La cénégermine est un facteur de croissance nerveux humain recombinant (rhNGF), premier traitement biologique topique ayant obtenu une AMM en ophtalmologie (AMM européenne 2017, FDA 2018 ; évaluée par la HAS). Indication : kératite neurotrophique modérée à sévère (stades 2 et 3 de Mackie) de l'adulte. Elle agit sur les récepteurs TrkA/p75. Schéma : collyre à 20 µg/mL, 1 goutte 6 fois par jour (toutes les 2 heures) pendant 8 semaines. Dans les essais pivots (REPARO en Europe, essai américain), environ 70 % des patients obtiennent une cicatrisation cornéenne complète à 8 semaines, contre ~29 % sous véhicule, avec maintien à un an chez la majorité des répondeurs [7,8].
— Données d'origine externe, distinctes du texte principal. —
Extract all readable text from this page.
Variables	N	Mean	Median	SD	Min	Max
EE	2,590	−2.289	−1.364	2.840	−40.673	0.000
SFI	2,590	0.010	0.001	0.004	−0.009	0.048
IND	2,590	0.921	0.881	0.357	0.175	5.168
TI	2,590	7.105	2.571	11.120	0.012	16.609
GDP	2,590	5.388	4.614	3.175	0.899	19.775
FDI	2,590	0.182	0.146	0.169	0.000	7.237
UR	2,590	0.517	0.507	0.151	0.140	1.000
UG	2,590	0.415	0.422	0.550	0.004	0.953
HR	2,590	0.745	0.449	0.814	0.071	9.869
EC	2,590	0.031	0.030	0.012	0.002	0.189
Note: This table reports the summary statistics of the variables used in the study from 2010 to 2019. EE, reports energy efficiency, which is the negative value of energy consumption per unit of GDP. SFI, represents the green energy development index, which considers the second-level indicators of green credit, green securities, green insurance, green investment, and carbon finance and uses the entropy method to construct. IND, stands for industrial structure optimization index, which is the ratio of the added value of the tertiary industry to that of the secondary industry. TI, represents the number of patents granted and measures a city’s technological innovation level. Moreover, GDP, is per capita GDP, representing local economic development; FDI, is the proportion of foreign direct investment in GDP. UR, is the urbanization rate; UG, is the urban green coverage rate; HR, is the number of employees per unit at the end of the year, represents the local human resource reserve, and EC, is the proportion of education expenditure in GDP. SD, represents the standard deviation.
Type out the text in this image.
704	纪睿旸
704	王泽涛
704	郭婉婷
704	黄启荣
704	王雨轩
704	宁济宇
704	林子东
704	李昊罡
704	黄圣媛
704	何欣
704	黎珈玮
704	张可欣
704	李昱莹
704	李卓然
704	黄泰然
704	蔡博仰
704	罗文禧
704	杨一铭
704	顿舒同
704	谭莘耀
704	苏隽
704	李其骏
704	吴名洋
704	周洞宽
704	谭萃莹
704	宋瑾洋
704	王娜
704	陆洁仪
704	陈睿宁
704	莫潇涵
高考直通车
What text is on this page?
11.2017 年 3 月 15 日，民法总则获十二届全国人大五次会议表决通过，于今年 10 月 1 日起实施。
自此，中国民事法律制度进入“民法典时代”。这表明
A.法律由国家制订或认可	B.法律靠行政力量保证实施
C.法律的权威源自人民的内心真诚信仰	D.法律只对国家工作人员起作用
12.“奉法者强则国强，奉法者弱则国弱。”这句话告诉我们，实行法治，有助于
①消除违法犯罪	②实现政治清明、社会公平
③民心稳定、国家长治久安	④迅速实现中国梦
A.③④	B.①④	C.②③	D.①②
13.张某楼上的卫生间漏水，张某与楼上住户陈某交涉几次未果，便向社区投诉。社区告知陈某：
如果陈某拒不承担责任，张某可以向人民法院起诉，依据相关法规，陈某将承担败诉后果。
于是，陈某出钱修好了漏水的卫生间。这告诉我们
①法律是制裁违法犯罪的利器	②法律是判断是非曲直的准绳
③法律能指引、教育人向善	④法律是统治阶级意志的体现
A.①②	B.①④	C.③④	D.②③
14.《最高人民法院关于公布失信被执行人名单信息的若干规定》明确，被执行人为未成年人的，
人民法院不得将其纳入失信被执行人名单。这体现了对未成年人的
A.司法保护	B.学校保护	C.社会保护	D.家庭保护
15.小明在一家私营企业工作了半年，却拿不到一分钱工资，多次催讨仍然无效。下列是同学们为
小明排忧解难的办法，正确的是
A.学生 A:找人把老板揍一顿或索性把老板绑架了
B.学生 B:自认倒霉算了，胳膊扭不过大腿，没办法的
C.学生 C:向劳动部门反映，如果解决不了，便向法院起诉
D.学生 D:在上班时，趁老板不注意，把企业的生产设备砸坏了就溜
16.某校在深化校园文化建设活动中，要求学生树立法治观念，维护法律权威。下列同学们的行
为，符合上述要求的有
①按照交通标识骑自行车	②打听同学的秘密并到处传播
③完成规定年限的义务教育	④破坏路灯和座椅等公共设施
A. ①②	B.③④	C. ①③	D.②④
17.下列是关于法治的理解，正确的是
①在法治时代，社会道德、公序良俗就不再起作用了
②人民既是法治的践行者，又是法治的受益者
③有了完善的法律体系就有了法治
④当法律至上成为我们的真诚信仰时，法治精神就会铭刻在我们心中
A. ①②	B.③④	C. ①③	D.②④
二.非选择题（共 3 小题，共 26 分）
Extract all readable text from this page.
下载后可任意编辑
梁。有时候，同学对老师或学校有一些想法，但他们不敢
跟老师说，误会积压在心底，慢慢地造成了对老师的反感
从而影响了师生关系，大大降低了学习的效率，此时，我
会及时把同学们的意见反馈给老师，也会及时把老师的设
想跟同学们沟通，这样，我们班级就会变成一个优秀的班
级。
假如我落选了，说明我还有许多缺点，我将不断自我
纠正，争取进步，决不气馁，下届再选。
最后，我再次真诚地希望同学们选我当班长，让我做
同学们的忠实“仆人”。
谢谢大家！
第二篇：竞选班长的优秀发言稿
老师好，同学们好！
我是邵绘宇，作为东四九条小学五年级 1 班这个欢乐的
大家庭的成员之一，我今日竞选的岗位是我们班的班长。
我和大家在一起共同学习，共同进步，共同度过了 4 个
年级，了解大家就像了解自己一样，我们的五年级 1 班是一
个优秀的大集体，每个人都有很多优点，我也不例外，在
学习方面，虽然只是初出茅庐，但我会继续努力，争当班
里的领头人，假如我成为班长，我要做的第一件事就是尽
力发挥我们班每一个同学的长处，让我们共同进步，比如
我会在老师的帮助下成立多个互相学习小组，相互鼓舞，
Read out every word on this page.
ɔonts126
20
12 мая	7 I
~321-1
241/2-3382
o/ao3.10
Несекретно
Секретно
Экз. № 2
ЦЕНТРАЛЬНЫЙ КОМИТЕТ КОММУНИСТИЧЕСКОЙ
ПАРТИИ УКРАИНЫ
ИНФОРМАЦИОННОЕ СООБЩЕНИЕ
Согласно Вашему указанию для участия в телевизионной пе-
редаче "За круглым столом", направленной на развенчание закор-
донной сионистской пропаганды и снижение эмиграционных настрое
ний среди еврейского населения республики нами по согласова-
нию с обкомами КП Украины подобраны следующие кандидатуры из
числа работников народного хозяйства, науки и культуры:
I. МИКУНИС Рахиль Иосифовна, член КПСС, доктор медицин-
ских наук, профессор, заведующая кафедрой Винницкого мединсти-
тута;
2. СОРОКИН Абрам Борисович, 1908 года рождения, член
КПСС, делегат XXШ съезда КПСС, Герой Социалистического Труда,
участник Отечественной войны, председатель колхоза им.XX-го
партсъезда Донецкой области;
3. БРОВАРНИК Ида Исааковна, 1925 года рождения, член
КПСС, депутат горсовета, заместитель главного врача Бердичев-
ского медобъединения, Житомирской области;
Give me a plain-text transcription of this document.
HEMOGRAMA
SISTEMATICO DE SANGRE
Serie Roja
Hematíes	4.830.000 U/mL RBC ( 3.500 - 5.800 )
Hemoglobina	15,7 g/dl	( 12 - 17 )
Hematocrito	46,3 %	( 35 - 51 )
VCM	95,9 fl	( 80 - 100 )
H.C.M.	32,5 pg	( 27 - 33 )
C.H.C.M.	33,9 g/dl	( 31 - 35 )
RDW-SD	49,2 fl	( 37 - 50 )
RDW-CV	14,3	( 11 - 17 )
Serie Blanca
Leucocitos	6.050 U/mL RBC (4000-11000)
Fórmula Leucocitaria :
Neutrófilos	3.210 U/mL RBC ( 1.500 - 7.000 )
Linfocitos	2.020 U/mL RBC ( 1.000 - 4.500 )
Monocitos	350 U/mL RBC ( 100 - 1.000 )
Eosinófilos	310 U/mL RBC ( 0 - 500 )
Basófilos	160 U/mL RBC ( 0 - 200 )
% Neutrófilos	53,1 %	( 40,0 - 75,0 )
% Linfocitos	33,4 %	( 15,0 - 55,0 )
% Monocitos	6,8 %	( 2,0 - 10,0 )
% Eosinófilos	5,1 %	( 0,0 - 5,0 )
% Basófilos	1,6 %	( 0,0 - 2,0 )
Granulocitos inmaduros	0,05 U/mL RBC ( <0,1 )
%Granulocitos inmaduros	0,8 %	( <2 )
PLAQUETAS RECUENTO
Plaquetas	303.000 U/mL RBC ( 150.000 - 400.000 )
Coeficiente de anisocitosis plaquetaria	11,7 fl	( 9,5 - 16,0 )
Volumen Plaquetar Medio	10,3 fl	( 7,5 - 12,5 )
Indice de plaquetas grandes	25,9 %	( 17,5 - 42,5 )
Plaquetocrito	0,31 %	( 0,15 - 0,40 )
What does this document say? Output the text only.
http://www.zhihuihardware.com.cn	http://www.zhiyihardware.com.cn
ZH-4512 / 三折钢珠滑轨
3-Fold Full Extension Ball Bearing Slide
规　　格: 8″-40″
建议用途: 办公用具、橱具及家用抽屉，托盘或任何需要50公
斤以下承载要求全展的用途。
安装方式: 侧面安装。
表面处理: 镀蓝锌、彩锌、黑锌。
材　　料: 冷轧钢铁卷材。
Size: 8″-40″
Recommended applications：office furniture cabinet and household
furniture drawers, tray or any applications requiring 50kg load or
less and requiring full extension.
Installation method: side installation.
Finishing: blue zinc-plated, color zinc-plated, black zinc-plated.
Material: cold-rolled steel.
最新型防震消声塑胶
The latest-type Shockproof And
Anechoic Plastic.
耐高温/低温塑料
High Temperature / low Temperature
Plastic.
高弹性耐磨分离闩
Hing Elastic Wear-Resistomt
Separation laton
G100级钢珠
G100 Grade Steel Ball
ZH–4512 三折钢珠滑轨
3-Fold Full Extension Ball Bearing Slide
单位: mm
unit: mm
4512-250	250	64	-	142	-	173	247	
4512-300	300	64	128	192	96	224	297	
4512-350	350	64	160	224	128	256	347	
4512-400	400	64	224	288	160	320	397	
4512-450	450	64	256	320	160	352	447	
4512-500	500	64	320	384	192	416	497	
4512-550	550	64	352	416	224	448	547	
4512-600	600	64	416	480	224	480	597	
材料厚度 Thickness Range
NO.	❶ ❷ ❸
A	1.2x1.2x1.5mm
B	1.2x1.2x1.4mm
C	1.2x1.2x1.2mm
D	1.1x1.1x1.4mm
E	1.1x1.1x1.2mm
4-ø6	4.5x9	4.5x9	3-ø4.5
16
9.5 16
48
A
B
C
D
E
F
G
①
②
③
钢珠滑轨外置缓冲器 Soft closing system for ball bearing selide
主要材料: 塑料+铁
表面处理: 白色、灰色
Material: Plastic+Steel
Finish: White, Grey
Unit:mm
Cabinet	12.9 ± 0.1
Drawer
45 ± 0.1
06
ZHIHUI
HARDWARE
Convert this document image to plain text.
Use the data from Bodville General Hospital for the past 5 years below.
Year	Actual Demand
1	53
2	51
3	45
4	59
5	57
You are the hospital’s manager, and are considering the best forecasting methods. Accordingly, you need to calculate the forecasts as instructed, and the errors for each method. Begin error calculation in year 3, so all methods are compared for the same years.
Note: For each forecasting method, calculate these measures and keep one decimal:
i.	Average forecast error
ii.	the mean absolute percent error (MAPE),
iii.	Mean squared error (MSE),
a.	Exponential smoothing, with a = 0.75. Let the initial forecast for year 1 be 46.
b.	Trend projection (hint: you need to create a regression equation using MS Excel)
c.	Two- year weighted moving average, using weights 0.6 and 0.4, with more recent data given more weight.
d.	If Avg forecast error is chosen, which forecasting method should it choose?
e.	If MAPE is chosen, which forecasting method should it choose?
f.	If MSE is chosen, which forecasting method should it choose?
Les RGTA (poly-carboxyméthylglucose sulfate ; Cacicol®) sont des biopolymères mimant l'héparane-sulfate de la matrice extracellulaire ; ils protègent les facteurs de croissance de la dégradation et reconstituent l'échafaudage de la migration cellulaire. Utilisés comme dispositif médical (typiquement 1 goutte tous les 1–2 jours), ils ont montré leur intérêt dans les ulcères neurotrophiques et DEP réfractaires, avec une bonne tolérance [10].
L'insuline en collyre (préparation hospitalière, dilution faible, hors AMM) suscite un intérêt croissant : plusieurs séries et revues systématiques rapportent une ré-épithélialisation de DEP réfractaires, y compris d'origine neurotrophique ou diabétique, l'insuline agissant comme facteur de croissance épithélial (voie IGF-1/insuline). Option peu coûteuse et bien tolérée, en cours d'évaluation dans des essais contrôlés [11].